Sake-Poached Salmon with Mango & Soy Dressing over Noodles


This is the meal we had during a break from the armoir assembly. It may sound like a lot of steps but it comes together very quickly. And it was really good — I loved the soy dressing. The original didn’t call for wasabi but I had some wasabi oil from Trader Joe’s and decided to add some of that — so good. If you don’t have a TJ’s by you (or you don’t want to get any wasabi oil) just add a little wasabi to the blender with the other ingredients — but just a little.

The mango adds both a nice texture and a sweet compliment to the spicy and the salty. And what can I say about the udon noodles besides — I love noodles! Soba noodles will work too, though.

Oh and I have a question for all you expert salmon poachers out there. Sometimes I get those white clumps coming from my salmon as I poach it — is there a good way to avoid that happening? I poach salmon very rarely but this seems to happen to me maybe half the times that I do poach salmon. Any tricks to avoid this? Thanks! There’s a great explanation/tip from Jacque in the comments.

If you are more a fan of grilling than you are of poaching (as I usually am) you could also try grilling the salmon with salt, pepper, oil and a bit of sake brushed onto the fish while cooking. I bet that would be pretty good too!
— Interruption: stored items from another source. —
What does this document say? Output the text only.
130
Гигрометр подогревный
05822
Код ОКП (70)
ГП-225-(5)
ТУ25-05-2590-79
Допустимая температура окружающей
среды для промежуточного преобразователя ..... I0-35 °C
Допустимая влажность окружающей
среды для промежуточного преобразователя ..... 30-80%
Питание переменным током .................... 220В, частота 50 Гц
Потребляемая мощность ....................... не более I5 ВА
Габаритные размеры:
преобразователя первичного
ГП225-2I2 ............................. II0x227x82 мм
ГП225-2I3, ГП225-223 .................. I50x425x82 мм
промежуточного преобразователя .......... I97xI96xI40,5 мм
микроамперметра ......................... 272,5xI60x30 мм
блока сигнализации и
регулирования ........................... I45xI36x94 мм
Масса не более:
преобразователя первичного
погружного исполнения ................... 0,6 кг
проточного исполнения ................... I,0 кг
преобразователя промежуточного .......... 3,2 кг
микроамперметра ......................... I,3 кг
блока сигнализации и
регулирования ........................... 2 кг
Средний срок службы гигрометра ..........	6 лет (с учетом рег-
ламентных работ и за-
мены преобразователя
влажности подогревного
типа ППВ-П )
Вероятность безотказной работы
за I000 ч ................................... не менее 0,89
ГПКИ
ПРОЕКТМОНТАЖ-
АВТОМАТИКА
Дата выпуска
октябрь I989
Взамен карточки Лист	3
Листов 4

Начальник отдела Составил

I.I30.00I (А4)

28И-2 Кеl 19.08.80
Sake-Poached Salmon with Mango & Soy Dressing Over Udon Noodles
Based on a recipe by Ming Tsai
For the salmon:
1 cup sake
1 celery, sliced
1 peeled carrot, sliced
1 small onion, sliced
1 tbsp sugar
1 tbsp chopped parsley
2 bay leaves
8 black peppercorns
2 tbsp soy sauce
1 lb salmon fillets, skin removed
Salt and pepper
For the dressing:
1/2 cup ponzu
1 large shallot, quartered
1 clove garlic
2 tbsp Japanese soy sauce
1/2 tbsp sugar
1/4 cup wasabi olive oil + 1/2 cup olive oil or 3/4 cup olive oil and 1/4 tsp wasabi paste
The rest:
2 bunches udon noodles
1 mango, peeled and sliced
2 sliced scallions
sesame seeds for garnish

In a large sauce pot, mix the sake, celery, carrot, onion, sugar, bay leaves, parsley, peppercorns and soy sauce. Add the seasoned salmon and add water to cover. Slowly bring the liquid to a simmer. Simmer for 3 minutes then turn off the heat. Let stand for 5 to 10 minutes depending on doneness desired.


In a blender, add ponzu, shallot, soy, and sugar. If using wasabi paste add that too. Blend on high speed and drizzle in the oil. Season with salt and pepper.


In a large bowl, mix together the cooked udon noodles and enough enough vinaigrette to coat. There will be some left over for plating. Check for seasoning.


Plating: On a large plate, place a mound of the noodles and top with hot salmon and top with a few mango slices. Garnish with the diced scallions and sesame seeds. Drizzle on a little of the vinaigrette over the top and serve.


6 Replies to “Sake-Poached Salmon with Mango & Soy Dressing over Noodles”

  1. i’ve always heard the white stuff means its fully cooked, or overcooked depending on how you like your fish.

  2. Cyn: Ah, well there you go. This salmon I did let sit for the whole 10 minutes in the poaching liquid, as I was using thawed (previously frozen) salmon and wanted to cook it all the way, rather than leaving it a bit rare.
    Kalyn: Thanks!

  3. Hey! I read your post yesterday before I went to class, and as fate would have it- we talked about poaching salmon last night.
    The white stuff that foams up is albumin protein (the same stuff found in egg whites). Too avoid the foaming, you should make sure your salmon and your poaching liquid start out at the same temp (room temp.), and gently simmer, never boil, until the fish goes opaque.
    So say the gurus at culinary school!

  4. Jacque:
    Thank you so much!!! My salmon was right from the fridge before starting and I believe it hit a low boil for a few seconds while I was watching the furniture assembly!
    Excellent tips — I greatly appreciate it! 🙂

  5. Wonderful recipe! Adding to Jacque’s thoughts, I add my room temp salmon to the simmering broth, let it simmer just a few minutes more on heat then remove it and let it sit off heat until just opaquely done. It works every time and no white stuff.